The Adams spring recital at Elon will be a return engagement by Mayer, whose unique repertoire includes jazz icons Arts Tatum and Fats Waller, as well as music from Mozart to Liszt to Charles Edward Ives. He is currently Associate Professor of Piano at the Lamont School of Music at the University of Denver.

Admission: $15 (reserved seating). Tickets available March 8.


Thursday, March 31
The Berenstain Bears Go to Elon
LaRose Digital Theatre, Koury Business Center, 2:15 p.m.

Renowned author Mike Berenstain will share stories about his parents, Stan and Jan, and the origins of the much-loved Berenstain Bears books. He will address the importance of early literacy and the art of writing and illustrating for children.

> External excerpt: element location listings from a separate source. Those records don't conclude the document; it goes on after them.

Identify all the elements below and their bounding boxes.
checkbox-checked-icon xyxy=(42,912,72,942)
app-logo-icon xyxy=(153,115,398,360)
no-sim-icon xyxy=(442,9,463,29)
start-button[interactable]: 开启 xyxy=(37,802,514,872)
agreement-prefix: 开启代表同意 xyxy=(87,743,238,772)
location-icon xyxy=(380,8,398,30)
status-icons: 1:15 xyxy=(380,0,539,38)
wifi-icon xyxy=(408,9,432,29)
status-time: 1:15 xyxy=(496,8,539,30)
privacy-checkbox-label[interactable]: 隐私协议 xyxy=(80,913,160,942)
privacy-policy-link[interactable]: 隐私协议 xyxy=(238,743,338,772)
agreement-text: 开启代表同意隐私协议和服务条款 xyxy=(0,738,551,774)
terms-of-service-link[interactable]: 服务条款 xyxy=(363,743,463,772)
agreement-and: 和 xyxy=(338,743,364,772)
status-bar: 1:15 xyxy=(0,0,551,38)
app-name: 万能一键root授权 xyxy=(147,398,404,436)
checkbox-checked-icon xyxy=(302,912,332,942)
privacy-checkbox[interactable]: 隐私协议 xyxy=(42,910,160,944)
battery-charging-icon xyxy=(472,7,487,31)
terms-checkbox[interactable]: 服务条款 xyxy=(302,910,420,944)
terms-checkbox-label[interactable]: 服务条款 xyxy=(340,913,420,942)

Sponsored by the School of Education


Thursday, March 31
Jacob S. Hacker, "Reform 2.0: The Battle over the Future of American Health Care"
Whitley Auditorium, 6:30 p.m.
James P. Elder Lecture

The Stanley B. Resor Professor of Political Science at Yale University and a Resident Fellow at the Institution for Social and Policy Studies, Hacker is an expert on the politics of health and social policy. In his Elon lecture, Hacker will address the U.S. health system and health security.


Thursday, March 31
Golan Levin, "The Crossroads of Arts, Science, Technology and Culture"
LaRose Digital Theatre, Koury Business Center, 7:30 p.m.

Levin's work explores new moders of interactive expression and nonverbal communication. Through performance, responsive artifacts and virtual environments, he applies creative twists to digital technologies that highlight our relationship with machines, expand the vocabulary of human action and awaken people to their potential as creative thinkers.